Title: Risk of complicated birth at term in nulliparous and multiparous women using routinely collected maternity data in England: cohort study
Author: Jennifer Jardine, Andrea Blotkamp, Ipek Gurol-Urganci, Hannah Knight, Tina Harris, Jane Hawdon, Jan van der Meulen, Kate Walker, Dharmintra Pasupathy
Objectives To determine the rate of complicated birth at term in women classified at low risk according to the National Institute for Health and Care Excellence guideline for intrapartum care (no pre-existing medical conditions, important obstetric history, or complications during pregnancy) and to assess if the risk classification can be improved by considering parity and the number of risk factors.
Design Cohort study using linked electronic maternity records.
Participants 276766 women with a singleton birth at term after a trial of labour in 87 NHS hospital trusts in England between April 2015 and March 2016.
Main outcome measure A composite outcome of complicated birth, defined as a birth with use of an instrument, caesarean delivery, anal sphincter injury, postpartum haemorrhage, or Apgar score of 7 or less at five minutes.

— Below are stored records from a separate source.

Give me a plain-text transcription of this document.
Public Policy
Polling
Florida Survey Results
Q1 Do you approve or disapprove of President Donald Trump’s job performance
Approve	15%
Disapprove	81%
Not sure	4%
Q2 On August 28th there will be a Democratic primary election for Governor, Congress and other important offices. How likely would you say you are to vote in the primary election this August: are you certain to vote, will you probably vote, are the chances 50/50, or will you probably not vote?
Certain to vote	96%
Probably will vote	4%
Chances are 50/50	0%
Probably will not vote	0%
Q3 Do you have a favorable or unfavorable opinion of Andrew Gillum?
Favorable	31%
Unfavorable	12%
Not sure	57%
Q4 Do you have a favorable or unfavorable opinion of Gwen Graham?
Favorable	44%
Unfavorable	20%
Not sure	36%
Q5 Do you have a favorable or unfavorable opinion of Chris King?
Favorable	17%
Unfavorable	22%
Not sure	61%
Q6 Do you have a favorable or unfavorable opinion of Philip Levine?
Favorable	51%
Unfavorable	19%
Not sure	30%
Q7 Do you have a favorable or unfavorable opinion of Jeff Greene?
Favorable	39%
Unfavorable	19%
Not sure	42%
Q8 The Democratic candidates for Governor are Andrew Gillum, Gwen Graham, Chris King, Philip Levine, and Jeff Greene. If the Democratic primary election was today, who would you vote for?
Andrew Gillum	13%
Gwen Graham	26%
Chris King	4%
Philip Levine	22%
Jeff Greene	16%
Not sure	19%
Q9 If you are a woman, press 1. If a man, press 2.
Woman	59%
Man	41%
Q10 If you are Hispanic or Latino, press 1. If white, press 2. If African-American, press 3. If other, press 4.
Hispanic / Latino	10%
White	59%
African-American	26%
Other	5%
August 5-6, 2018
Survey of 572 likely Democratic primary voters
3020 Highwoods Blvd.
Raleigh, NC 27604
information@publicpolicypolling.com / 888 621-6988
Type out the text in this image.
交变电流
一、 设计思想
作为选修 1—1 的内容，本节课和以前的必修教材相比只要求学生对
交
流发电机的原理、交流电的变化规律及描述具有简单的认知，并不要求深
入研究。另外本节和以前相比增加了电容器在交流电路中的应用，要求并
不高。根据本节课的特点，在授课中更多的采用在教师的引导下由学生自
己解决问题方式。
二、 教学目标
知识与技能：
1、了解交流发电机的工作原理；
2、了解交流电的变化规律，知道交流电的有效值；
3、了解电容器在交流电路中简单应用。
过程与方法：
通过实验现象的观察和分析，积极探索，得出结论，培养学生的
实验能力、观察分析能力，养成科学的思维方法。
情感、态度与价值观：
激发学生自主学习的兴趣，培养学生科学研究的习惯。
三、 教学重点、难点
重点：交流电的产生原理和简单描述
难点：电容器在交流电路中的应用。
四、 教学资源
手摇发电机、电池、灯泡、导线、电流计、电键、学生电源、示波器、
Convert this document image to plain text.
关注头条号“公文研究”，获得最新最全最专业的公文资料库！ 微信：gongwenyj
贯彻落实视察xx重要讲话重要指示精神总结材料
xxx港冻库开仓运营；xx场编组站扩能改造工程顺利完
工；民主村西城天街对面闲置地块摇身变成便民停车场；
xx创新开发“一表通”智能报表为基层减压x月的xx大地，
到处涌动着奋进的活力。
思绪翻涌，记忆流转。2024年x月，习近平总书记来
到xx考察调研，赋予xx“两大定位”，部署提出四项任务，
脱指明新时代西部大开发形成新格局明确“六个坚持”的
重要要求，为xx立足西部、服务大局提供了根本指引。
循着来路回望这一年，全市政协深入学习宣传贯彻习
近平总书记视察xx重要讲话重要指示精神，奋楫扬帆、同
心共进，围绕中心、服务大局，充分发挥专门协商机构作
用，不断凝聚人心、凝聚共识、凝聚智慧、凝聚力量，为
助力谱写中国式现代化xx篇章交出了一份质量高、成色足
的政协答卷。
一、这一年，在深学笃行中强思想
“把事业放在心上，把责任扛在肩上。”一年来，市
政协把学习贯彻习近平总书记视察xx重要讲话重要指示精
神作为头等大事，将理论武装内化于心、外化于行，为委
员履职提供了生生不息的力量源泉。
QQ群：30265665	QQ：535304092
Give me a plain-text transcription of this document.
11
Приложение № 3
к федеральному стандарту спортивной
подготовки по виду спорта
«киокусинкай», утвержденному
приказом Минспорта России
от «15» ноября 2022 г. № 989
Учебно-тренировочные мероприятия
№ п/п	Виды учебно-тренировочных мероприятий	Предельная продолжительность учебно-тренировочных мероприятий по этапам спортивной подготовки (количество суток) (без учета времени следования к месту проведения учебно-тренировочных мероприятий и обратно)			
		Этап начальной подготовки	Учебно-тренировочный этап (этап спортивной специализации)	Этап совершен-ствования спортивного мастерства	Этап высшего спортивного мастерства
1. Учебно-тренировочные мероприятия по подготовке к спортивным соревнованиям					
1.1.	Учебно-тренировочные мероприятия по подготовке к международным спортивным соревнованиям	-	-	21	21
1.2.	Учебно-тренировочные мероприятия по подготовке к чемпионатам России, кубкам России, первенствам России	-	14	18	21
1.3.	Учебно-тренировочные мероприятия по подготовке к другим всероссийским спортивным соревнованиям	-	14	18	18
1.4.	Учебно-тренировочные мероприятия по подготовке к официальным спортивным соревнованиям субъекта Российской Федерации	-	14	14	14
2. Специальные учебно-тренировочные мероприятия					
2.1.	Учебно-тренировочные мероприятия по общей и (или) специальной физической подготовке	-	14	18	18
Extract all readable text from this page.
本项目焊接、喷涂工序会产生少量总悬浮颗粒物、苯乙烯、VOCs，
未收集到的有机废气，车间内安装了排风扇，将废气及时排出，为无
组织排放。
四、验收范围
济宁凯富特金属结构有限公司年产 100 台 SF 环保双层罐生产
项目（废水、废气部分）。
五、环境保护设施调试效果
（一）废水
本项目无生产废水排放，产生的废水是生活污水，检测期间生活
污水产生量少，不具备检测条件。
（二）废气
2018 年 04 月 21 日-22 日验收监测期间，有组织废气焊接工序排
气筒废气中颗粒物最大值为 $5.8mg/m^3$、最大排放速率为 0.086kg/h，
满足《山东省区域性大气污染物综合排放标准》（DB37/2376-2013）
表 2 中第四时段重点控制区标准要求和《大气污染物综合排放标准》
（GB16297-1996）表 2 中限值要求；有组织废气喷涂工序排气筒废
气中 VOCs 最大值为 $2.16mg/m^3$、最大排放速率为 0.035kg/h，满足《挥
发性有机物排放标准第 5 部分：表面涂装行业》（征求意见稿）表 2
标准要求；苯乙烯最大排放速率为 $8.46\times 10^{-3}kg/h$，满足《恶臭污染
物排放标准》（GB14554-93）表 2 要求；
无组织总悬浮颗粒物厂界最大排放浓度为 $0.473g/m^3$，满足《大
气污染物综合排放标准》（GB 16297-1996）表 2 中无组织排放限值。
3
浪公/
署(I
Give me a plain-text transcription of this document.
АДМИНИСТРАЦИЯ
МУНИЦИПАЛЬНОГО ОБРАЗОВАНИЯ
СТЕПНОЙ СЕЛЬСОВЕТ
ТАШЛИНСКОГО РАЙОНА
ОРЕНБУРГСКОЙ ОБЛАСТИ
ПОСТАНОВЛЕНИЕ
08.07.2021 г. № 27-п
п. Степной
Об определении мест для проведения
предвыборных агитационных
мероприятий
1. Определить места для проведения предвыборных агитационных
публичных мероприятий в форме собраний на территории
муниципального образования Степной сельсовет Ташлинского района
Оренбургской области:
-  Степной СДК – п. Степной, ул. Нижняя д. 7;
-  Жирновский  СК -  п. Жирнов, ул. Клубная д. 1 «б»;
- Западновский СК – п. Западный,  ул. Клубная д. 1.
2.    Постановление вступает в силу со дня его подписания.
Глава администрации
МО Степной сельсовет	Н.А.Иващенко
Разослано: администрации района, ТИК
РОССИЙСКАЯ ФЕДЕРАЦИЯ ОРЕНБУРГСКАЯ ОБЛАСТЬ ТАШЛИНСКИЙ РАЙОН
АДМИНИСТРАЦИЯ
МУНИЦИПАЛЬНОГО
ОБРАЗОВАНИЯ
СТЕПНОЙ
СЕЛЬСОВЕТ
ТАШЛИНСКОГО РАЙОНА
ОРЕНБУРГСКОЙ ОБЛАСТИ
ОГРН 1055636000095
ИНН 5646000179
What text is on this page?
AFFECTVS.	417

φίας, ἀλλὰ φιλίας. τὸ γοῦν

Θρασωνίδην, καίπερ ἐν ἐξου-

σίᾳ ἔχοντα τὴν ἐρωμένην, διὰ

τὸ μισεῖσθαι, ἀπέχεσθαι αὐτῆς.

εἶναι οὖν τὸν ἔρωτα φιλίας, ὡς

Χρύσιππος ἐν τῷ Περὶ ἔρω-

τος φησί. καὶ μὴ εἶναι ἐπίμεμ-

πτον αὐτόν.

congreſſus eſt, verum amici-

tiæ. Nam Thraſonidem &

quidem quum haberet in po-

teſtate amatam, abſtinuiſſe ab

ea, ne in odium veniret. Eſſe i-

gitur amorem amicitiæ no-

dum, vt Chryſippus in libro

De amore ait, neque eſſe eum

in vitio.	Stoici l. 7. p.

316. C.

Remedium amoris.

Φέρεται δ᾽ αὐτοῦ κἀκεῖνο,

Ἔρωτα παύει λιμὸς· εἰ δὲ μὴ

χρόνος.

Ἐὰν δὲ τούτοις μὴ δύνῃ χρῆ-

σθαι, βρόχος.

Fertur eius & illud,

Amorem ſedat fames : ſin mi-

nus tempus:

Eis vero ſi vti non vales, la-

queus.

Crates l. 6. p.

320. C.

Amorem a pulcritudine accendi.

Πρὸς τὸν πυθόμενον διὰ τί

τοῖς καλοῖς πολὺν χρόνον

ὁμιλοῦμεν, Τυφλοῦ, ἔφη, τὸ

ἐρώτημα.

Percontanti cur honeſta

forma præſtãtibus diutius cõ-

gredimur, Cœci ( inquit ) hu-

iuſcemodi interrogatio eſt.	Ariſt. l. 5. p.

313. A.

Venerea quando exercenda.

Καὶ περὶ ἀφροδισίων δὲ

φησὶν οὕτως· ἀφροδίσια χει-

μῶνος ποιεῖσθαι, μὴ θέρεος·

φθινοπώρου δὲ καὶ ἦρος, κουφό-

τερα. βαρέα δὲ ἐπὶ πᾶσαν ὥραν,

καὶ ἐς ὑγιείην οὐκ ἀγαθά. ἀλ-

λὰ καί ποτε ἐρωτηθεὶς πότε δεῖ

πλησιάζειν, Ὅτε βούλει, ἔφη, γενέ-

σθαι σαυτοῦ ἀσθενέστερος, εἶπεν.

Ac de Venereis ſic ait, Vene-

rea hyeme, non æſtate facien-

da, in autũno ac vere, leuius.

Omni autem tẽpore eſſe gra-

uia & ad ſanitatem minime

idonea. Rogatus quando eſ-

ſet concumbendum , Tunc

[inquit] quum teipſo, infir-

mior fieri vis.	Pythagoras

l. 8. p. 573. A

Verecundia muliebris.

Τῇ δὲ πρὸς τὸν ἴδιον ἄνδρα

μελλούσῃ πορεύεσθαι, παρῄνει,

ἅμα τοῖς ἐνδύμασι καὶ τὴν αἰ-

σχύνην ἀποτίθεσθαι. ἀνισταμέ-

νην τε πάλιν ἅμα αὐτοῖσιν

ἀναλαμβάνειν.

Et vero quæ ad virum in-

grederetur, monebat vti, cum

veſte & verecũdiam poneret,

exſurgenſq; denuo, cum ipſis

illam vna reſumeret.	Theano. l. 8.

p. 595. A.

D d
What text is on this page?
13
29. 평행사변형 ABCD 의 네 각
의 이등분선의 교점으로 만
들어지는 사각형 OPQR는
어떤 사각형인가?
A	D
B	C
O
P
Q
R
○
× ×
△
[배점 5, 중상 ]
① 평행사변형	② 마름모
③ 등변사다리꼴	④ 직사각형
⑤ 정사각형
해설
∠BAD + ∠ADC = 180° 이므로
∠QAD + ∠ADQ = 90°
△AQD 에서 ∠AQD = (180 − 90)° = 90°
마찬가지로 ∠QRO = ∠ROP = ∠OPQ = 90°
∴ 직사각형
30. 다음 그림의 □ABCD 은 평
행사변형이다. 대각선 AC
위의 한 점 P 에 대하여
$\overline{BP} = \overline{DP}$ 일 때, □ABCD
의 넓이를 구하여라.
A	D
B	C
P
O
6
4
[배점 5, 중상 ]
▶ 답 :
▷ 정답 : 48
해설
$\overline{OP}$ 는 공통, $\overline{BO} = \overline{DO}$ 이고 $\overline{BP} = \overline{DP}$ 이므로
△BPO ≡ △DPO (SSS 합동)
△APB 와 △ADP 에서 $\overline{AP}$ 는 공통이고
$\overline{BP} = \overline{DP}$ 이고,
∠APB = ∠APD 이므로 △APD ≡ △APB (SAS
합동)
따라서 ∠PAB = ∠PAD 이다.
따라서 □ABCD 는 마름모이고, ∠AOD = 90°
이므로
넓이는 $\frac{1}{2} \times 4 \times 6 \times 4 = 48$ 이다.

Results Multiparous women without a history of caesarean section had the lowest rates of complicated birth, varying from 8.8% (4879 of 55426 women, 95% confidence interval 8.6% to 9.0%) in those without specific risk factors to 21.8% (613 of 2811 women, 20.2% to 23.4%) in those with three or more. The rate of complicated birth was higher in nulliparous women, with corresponding rates varying from 43.4% (25 805 of 59413 women, 43.0% to 43.8%) to 64.3% (364 of 566 women, 60.3% to 68.3%); and highest in multiparous women with previous caesarean section, with corresponding rates varying from 42.9% (3426 of 7993 women, 41.8% to 44.0%) to 66.3% (554 of 836 women, 63.0% to 69.5%).
Conclusions Nulliparous women without risk factors have substantially higher rates of complicated birth than multiparous women without a previous caesarean section even if the latter have multiple risk factors. Grouping women first according to parity and previous mode of birth, and then within these groups according to presence of specific risk factors would provide greater and more informed choice to women, better targeting of interventions, and fewer transfers during labour than according to the presence of risk factors alone.